Luxembourg lacks energy self-sufficiency, but thanks to its connection to Germany's energy grid the lights should stay on this Christmas.

During a press conference on Friday, Minister for Energy Claude Turmes discussed the security of Luxembourg's electricity supply.

The connection to Germany's electricity grid is one of the reasons why the Grand Duchy does not face the same power supply problems as France does.

Read also: Where does Luxembourg's electricity come from?

France's political leaders have warned the public that blackouts are possible this winter due to the poor state of the country's nuclear power reactors.

New "Electricity Tracker"

In order to reassure residents, the minister is banking on a transparent approach.

The ministry has developed a "Electricity Tracker" in collaboration with the energy supplier Creos, which allows anyone to monitor the situation in real time. The "Electricity Tracker" is available on the Creos website (scroll all the way to the bottom) and will also be added to the government's website on Monday.


Minister for Energy Claude Turmes / © MEA

Turmes further stressed that before any blackouts occur, the state has "several different measures" at its disposal that allow it to relieve the power grid in a regulated manner while ensuring basic electricity supply.

As a result, Turmes believes it is "more reasonable" to discuss "relief measures" than blackouts.

Options for power grid relief

Luxembourg cannot function autonomously, as Carlo Bartocci, responsible for dispatching at Creos, explains.

"We have an overall system that requires different types of electricity production and imports to operate together, and our domestic production alone is barely enough to power a small island, which is why we haven't included that option in our plans," Bartocci says.

The possibility of reducing the power output without harming people could also be an option.
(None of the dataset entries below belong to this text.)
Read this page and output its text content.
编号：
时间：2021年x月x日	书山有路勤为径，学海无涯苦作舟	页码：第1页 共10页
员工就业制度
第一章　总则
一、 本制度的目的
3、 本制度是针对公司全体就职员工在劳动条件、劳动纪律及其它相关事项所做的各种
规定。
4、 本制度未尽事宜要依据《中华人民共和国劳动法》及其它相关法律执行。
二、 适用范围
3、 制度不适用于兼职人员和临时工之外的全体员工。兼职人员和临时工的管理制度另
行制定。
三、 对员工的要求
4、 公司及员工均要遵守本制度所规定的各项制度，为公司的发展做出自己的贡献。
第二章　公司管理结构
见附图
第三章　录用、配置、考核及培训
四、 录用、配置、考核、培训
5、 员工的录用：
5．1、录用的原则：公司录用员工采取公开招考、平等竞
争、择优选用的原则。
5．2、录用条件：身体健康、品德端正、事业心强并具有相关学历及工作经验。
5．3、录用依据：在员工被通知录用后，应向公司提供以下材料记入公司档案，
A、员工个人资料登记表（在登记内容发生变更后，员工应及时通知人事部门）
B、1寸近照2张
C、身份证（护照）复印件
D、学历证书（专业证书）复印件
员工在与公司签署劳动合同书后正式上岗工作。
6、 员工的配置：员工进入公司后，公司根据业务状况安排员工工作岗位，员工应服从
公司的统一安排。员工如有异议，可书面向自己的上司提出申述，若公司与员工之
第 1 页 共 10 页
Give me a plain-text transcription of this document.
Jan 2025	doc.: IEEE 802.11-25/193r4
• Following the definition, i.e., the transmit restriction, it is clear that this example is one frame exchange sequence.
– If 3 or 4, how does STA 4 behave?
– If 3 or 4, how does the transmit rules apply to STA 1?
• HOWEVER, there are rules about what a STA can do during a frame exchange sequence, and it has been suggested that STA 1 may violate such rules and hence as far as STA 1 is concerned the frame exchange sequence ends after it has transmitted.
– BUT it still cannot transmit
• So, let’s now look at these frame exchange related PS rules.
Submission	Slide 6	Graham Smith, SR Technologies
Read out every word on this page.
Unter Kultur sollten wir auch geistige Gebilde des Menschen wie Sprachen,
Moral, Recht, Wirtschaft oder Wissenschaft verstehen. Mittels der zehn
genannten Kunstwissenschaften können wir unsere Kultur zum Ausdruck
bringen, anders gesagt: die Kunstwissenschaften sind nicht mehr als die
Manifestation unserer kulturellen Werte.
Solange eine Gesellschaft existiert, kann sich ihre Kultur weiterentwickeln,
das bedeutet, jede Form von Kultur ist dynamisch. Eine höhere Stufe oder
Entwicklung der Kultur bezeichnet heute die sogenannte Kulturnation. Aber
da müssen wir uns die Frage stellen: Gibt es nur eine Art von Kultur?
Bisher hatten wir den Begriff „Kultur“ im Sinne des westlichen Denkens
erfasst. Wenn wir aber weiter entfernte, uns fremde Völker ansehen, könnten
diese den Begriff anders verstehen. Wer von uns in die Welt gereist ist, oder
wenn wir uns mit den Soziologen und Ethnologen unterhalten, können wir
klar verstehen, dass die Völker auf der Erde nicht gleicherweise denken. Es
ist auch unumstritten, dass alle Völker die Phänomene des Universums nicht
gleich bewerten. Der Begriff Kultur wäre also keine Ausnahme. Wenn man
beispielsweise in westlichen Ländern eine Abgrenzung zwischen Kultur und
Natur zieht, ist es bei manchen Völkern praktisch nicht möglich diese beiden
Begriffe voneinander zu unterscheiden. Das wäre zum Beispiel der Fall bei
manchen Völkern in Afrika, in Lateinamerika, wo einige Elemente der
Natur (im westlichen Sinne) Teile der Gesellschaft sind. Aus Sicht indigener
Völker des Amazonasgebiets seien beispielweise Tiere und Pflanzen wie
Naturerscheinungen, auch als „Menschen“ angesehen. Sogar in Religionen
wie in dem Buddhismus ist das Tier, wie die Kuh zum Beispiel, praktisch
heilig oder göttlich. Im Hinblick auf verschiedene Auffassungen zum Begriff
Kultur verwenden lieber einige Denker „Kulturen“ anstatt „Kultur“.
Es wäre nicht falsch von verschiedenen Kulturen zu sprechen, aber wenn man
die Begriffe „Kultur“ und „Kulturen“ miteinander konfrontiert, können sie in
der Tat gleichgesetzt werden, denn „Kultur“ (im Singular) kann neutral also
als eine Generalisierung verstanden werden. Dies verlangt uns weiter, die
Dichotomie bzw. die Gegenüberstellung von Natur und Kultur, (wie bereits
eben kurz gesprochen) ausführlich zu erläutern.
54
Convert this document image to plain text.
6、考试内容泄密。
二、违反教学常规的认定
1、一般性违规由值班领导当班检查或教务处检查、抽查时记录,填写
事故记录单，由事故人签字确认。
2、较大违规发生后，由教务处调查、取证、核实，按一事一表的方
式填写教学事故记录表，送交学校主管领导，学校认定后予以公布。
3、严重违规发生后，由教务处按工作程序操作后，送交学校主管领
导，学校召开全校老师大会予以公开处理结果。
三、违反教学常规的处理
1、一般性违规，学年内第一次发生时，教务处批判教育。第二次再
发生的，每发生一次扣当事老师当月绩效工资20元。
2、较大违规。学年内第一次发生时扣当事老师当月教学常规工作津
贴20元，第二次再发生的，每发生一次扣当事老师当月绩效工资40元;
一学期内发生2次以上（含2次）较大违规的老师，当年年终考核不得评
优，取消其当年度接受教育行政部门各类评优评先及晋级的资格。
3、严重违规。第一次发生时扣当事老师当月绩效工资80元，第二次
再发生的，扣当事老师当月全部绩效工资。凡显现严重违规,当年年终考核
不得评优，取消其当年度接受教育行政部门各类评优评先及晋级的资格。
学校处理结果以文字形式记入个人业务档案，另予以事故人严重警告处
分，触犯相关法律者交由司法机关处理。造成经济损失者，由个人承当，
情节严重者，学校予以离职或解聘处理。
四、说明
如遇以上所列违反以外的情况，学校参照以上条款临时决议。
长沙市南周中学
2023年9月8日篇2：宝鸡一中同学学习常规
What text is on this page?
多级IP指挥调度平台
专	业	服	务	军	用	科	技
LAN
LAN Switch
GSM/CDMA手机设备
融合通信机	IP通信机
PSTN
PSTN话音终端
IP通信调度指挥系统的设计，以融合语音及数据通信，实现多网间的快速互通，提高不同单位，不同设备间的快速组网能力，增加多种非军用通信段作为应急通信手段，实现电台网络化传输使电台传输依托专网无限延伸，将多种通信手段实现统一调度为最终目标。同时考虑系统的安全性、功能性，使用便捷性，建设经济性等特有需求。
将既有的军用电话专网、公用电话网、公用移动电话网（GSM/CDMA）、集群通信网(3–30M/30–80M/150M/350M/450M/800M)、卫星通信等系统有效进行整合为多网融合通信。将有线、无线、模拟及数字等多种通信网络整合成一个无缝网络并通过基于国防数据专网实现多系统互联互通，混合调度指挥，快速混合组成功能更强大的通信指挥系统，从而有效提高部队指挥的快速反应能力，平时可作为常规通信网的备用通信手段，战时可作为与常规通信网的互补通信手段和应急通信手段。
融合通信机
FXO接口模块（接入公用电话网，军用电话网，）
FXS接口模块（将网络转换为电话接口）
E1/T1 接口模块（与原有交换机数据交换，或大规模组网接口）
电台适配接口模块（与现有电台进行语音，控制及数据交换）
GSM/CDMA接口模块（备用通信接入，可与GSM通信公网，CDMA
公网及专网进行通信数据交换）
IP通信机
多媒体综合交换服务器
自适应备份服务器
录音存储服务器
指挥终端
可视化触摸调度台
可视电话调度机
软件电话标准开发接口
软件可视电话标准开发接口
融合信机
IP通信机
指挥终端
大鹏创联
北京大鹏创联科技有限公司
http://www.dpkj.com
However, this would have to be investigated in the future, according to Bartocci.

On the other hand, the Creos representative explained, another crisis prevention scenario has already been played out.

"If the German network could no longer deliver anything, then we actually have an automatic switchover to the Belgian network. If the Belgians have the capacity, they will provide us with power. The problem is that the line that connects us to the Belgian grid only has a capacity of 400 megawatts, which means we can't power the entire country and that's why we made the choice to supply the main industrial and administrative centres of Luxembourg first, in this scenario," Bartocci explains.

The entire south and the capital could be powered via this line. But this option should definitely be considered an emergency plan. There is currently no genuine danger that the German network will be unable to service the Grand Duchy.

Minister for Energy Claude Turmes also welcomed the fact that, so far this autumn and winter, slightly more than 30% of gas has been saved, compared to the average of the months in question between 2017 and 2022. This is another measure to prevent power shortages, Turmes stated.